If we examine a single summand, such as

\[\frac{\partial g^1}{\partial y^1}(f(\theta, \varphi)) \cdot \frac{\partial f^1}{\partial \theta}(\theta, \varphi),\]

we notice that this product represents a distinct path within the graph. The "numerator" (component function) of each partial derivative indicates the sink and the "denominator" (coordinate function) of each partial derivative indicates the source of the operation represented by the respective component function. Products of partial derivatives indicate concatenations of paths. We will display paths in reverse order (i.e., starting at a sink and proceeding to a source). Thus, for instance, the previous term represents the following path (where intermediate nodes are labeled by their respective component functions and source nodes are labeled by parameters):

\[g^1 \rightarrow f^1 \rightarrow \theta.\]

Every summand in the terms in the resultant Jacobian matrix represents an alternative path. The sum itself represents every possible path from the respective source to the respective sink (e.g., in the example sum above, every path from from \(g^1\) to \(\theta\)).

Thus, we can systematically compute the derivatives using the chain rule by enumerating every possible path, computing the respective products representing each path, and accumulating the products in a sum at each respective source node.

\(g^1 \rightarrow \theta\). There is only one path: \(g^1 \rightarrow f^1 \rightarrow \theta\). This path is represented by \(\frac{\partial f^1}{\partial \theta}(\theta, \varphi) \cdot \frac{\partial g^1}{\partial y^1}(f(\theta, \varphi)) = \cos \theta \cos \varphi\).
\(g^1 \rightarrow \varphi\). There is only one path: \(g^1 \rightarrow f^2 \rightarrow \varphi\). This path is represented by \(\frac{\partial f^2}{\partial \varphi}(\theta, \varphi) \cdot \frac{\partial g^1}{\partial y^2}(f(\theta, \varphi)) = -\sin \theta \sin \varphi\).
\(g^2 \rightarrow \theta\). There is only one path: \(g^2 \rightarrow f^1 \rightarrow \theta\). This path is represented by \(\frac{\partial f^1}{\partial \theta}(\theta, \varphi) \cdot \frac{\partial g^2}{\partial y^1}(f(\theta, \varphi)) = \cos \theta \sin \varphi\).
\(g^2 \rightarrow \varphi\). There is only one path: \(g^2 \rightarrow f^3 \rightarrow \varphi\). This path is represented by \(\frac{\partial f^3}{\partial \varphi}(\theta, \varphi) \cdot \frac{\partial g^2}{\partial y^3}(f(\theta, \varphi)) = \sin \theta \cos \theta\).
\(g^3 \rightarrow \theta\). There is only one path: \(g^3 \rightarrow f^4 \rightarrow \theta\). Note that \(g^3\) was not depicted in the graph since it is the identity function, but and identity node could be added. This path is represented by \(\frac{\partial f^3}{\partial \theta}(\theta, \varphi) \cdot \frac{\partial g^3}{\partial y^4}(f(\theta, \varphi)) = -\sin \theta\).
\(g^3 \rightarrow \varphi\). There are no paths (so the result is \(0\)).

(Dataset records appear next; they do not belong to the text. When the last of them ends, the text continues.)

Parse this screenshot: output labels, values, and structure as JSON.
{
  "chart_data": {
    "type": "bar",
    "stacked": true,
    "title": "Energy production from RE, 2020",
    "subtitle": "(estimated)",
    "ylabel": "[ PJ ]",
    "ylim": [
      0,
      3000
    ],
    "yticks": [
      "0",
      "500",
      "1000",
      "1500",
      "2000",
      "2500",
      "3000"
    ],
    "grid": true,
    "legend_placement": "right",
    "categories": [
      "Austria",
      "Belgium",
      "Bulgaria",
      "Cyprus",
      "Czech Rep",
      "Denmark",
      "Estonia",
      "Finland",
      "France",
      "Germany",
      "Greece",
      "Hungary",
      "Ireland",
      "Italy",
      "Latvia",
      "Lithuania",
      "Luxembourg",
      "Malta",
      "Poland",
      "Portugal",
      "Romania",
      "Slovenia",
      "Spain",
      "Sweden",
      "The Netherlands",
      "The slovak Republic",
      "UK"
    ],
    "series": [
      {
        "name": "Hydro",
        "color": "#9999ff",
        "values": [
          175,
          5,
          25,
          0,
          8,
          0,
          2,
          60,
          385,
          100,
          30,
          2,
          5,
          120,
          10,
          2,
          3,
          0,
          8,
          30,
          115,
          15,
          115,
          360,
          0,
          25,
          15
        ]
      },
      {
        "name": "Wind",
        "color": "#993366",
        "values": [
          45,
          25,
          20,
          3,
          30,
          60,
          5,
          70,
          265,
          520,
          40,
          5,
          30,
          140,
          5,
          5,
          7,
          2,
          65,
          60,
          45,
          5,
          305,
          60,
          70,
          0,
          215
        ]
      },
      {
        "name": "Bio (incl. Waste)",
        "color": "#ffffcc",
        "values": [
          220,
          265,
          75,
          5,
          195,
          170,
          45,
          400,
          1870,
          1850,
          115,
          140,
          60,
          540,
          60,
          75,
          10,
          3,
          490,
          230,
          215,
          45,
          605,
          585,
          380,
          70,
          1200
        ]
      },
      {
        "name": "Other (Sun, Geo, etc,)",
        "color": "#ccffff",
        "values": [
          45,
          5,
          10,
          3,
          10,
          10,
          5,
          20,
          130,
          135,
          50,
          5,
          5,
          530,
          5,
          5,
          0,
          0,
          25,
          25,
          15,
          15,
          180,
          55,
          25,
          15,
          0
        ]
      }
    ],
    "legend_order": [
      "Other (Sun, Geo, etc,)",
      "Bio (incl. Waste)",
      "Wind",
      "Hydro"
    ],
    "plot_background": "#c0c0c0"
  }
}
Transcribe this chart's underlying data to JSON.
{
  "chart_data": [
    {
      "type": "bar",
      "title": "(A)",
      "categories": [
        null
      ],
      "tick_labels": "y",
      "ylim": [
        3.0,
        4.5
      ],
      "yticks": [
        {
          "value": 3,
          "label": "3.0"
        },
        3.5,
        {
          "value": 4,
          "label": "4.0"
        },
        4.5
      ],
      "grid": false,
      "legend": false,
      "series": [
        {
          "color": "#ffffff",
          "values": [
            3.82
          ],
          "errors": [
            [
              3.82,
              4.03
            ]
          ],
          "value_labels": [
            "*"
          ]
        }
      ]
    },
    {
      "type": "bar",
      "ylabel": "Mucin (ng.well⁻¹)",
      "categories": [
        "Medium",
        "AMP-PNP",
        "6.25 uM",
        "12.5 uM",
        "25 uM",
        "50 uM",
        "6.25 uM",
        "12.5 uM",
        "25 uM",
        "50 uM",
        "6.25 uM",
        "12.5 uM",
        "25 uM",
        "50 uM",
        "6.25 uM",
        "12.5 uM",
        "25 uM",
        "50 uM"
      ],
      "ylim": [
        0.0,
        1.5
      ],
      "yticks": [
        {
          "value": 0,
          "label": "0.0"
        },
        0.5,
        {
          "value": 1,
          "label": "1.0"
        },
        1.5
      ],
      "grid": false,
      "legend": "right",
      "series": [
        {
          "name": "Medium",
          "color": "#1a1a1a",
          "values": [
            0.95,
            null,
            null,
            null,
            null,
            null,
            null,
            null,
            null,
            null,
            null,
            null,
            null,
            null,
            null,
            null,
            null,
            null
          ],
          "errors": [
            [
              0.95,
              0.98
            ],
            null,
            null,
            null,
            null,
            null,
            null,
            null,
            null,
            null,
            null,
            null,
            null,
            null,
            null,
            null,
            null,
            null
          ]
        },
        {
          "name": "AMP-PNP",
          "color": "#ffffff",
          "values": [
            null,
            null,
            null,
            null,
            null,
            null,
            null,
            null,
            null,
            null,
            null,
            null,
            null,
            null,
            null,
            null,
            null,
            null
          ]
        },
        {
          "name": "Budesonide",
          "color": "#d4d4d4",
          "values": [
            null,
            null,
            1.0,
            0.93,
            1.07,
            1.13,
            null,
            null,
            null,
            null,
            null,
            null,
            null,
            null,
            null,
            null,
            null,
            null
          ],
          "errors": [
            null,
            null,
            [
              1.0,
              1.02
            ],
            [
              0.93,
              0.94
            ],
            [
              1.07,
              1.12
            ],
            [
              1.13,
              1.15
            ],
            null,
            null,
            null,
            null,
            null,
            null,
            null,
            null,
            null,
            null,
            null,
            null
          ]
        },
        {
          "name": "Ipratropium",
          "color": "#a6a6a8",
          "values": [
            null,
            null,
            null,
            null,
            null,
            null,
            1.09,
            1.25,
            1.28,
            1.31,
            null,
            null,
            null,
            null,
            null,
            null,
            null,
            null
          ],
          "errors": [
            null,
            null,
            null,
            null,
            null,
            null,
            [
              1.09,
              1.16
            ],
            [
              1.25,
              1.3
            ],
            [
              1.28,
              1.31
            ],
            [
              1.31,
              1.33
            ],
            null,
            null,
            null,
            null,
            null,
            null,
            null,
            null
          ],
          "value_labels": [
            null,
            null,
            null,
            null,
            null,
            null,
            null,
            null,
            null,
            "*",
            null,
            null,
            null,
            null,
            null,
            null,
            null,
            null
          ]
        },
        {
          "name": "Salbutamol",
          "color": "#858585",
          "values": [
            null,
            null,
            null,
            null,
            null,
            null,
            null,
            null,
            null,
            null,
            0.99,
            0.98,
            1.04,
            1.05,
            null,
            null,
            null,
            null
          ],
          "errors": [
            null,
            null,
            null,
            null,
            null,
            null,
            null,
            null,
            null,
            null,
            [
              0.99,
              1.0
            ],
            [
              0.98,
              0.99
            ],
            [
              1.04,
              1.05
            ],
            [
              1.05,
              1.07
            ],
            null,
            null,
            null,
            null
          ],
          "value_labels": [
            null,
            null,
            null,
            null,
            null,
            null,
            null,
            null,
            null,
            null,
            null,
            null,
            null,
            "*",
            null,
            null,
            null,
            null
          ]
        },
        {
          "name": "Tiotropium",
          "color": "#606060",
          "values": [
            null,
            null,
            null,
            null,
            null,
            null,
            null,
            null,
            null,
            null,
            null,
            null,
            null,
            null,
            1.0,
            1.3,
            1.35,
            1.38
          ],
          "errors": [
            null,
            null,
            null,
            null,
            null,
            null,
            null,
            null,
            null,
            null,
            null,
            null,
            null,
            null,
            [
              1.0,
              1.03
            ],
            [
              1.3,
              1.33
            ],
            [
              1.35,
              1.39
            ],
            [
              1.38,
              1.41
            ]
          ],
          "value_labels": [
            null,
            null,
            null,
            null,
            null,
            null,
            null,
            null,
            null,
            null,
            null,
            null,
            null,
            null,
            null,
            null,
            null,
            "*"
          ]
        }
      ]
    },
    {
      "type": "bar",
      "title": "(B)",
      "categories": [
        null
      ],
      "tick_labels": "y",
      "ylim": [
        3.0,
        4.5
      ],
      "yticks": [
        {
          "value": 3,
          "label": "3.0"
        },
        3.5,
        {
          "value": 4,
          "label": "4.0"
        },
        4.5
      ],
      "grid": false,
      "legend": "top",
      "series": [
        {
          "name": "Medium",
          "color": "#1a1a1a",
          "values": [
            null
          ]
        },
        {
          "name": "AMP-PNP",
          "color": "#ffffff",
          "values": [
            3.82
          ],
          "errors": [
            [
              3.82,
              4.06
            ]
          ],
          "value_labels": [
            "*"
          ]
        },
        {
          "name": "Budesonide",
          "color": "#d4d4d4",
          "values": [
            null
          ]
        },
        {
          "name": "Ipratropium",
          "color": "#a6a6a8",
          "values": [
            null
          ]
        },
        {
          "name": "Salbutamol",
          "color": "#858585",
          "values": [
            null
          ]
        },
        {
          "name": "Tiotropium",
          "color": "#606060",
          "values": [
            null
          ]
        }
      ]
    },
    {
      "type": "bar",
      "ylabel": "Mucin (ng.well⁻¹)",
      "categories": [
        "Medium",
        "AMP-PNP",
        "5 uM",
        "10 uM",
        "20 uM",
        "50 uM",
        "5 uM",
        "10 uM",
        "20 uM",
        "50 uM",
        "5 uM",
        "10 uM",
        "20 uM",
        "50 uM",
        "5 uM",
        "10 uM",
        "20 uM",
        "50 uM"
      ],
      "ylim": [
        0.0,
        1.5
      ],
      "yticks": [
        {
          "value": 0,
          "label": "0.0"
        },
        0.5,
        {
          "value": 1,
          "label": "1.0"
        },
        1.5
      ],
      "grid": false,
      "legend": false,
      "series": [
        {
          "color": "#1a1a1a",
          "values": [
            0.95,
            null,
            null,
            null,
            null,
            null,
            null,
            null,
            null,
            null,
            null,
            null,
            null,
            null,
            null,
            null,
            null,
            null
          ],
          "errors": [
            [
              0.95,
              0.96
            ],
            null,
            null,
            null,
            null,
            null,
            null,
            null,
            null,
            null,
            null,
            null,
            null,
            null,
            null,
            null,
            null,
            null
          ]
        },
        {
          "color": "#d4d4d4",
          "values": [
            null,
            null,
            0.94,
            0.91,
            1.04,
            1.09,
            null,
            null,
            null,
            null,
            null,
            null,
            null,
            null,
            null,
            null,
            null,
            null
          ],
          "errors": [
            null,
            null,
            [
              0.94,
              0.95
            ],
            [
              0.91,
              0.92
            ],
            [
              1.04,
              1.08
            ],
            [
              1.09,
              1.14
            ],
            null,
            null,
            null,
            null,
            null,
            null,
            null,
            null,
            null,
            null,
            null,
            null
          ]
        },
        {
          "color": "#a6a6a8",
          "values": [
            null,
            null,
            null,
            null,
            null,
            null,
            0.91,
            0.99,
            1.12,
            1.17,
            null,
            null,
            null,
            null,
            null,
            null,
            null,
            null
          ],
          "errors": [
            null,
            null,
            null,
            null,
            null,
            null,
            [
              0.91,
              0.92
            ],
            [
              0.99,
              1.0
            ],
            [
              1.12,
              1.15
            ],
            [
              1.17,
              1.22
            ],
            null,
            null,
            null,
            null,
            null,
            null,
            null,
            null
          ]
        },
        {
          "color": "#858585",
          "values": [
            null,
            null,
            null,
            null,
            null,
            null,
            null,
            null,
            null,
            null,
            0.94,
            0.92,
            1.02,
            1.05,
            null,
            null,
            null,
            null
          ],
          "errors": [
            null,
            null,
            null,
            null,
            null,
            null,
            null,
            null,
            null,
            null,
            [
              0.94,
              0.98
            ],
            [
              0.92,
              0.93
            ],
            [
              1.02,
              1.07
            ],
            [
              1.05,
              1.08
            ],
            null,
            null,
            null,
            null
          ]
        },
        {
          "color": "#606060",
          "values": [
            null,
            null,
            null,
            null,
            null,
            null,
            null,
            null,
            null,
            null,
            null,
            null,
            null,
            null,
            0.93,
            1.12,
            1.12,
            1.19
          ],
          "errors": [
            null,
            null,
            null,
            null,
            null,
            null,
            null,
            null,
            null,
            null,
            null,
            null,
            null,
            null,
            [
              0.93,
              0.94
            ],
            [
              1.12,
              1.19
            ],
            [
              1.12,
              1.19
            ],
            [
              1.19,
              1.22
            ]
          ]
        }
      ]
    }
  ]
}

If we then write these in their respective position in the resultant matrix (where the entry \((i, j)\) at row \(i\) and column \(1\) is given by the product resulting from the path from \(g^i \rightarrow \theta\) and the entry at row \(i\) and column \(2\) is given by the product resulting form the path from \((g^i \rightarrow \varphi\)), we obtain the same result that we calculated previously from the product of Jacobian matrices.